Medication/lithium levels check
Presumably, since this program was clearly not designed to be “therapeutic”, they would have done something to my medication routine, right? Wrong. The first time I saw my psychiatrist, we talked for a total of 5 minutes and he said he wasn’t going to make any changes. I found this odd because, why were they holding me here if they weren’t going to do anything for me? I would also realize later that it was odd that he hadn’t ordered any labs for me.
I take lithium, and one thing to check for in terms of my psychiatric treatment is how my lithium levels are doing. He could have, and should have, ordered a lithium lab for me. But he didn’t. Later my partner would call and demand to be told why the hospital was keeping me if they weren’t treating me, and he referenced the fact that my doctor had not ordered a lithium level check. The next day my psychiatrist told me he ordered a lithium lab for me. Interesting timing.
However this was Friday, and I couldn’t do the lab until Monday because the services weren’t available over the weekend. He told me I could leave on Tuesday. If this hold had really been 3 days I would have gone home 3 days earlier, on Saturday.
It is important to note that he said I could leave Tuesday BECAUSE I had to wait for the lab results from the testing on Monday. The following day (Saturday) my psychiatrist told me I could actually leave Monday. I asked him if I needed to wait for the results of the lab work. He said no, and that he could just send the results to me. If that was the case, why did I have to stay and do labs just to have them send me the results later? Why couldn’t I go do labs on my own? I should have been able to go home at the end of the 72 hours. Instead, I was put on a 5250 (a two week hold) so that they could hold me three more days.
This was clearly a very upsetting experience for, which did nothing to help alleviate the symptoms I was experiencing.

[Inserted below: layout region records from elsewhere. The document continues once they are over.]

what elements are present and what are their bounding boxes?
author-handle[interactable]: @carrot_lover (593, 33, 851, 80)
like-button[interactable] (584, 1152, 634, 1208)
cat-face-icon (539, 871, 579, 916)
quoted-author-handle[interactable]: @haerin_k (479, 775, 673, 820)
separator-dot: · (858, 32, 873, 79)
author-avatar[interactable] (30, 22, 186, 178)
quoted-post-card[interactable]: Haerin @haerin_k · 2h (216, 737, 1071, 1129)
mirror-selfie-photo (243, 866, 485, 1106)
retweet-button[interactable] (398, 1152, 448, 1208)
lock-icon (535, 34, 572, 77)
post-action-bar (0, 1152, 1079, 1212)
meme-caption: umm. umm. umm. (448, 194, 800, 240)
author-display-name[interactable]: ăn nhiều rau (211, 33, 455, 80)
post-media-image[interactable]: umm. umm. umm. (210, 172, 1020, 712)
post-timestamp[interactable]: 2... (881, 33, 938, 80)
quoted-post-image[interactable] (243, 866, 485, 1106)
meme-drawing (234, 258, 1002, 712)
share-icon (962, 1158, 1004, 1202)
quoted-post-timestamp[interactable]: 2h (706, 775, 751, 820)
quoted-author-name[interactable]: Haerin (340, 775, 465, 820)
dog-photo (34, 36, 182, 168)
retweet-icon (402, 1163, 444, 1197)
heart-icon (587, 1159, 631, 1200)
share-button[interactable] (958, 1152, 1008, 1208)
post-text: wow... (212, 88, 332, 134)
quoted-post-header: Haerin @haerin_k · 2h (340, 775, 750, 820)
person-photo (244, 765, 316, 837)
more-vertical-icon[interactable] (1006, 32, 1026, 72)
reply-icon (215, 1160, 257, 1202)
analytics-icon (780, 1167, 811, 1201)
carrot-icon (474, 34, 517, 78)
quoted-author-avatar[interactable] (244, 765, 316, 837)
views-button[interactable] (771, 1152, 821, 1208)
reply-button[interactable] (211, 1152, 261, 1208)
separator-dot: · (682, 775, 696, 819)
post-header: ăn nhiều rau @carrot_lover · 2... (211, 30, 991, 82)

This stay in the hospital was very triggering, and had I actively been suicidal when I went in, I can imagine how much worse I would have felt when I got out. ALSO this is all coming from a perspective of privilege - I'm white, I'm salaried and employed by a boss who is very understanding of mental health needs/crises, and I have a support network of friends and family.
What if I didn't have those things? What if I worked a job that didn't understand? Or worked an hourly job where each day I spent in the hospital meant a loss in income? People in these facilities are marginalized, held against their will, and often without effective advocates. The week following my discharge I ran into one of the clients I had been in-unit with. He had been evicted while he was in the hospital, and was outside a coffee shop asking for donations.
It is my opinion that these systems exist as a extension of the carceral state, and serve as a means of oppressing a subsection of the population that needs interventions motivated by love and not by profit.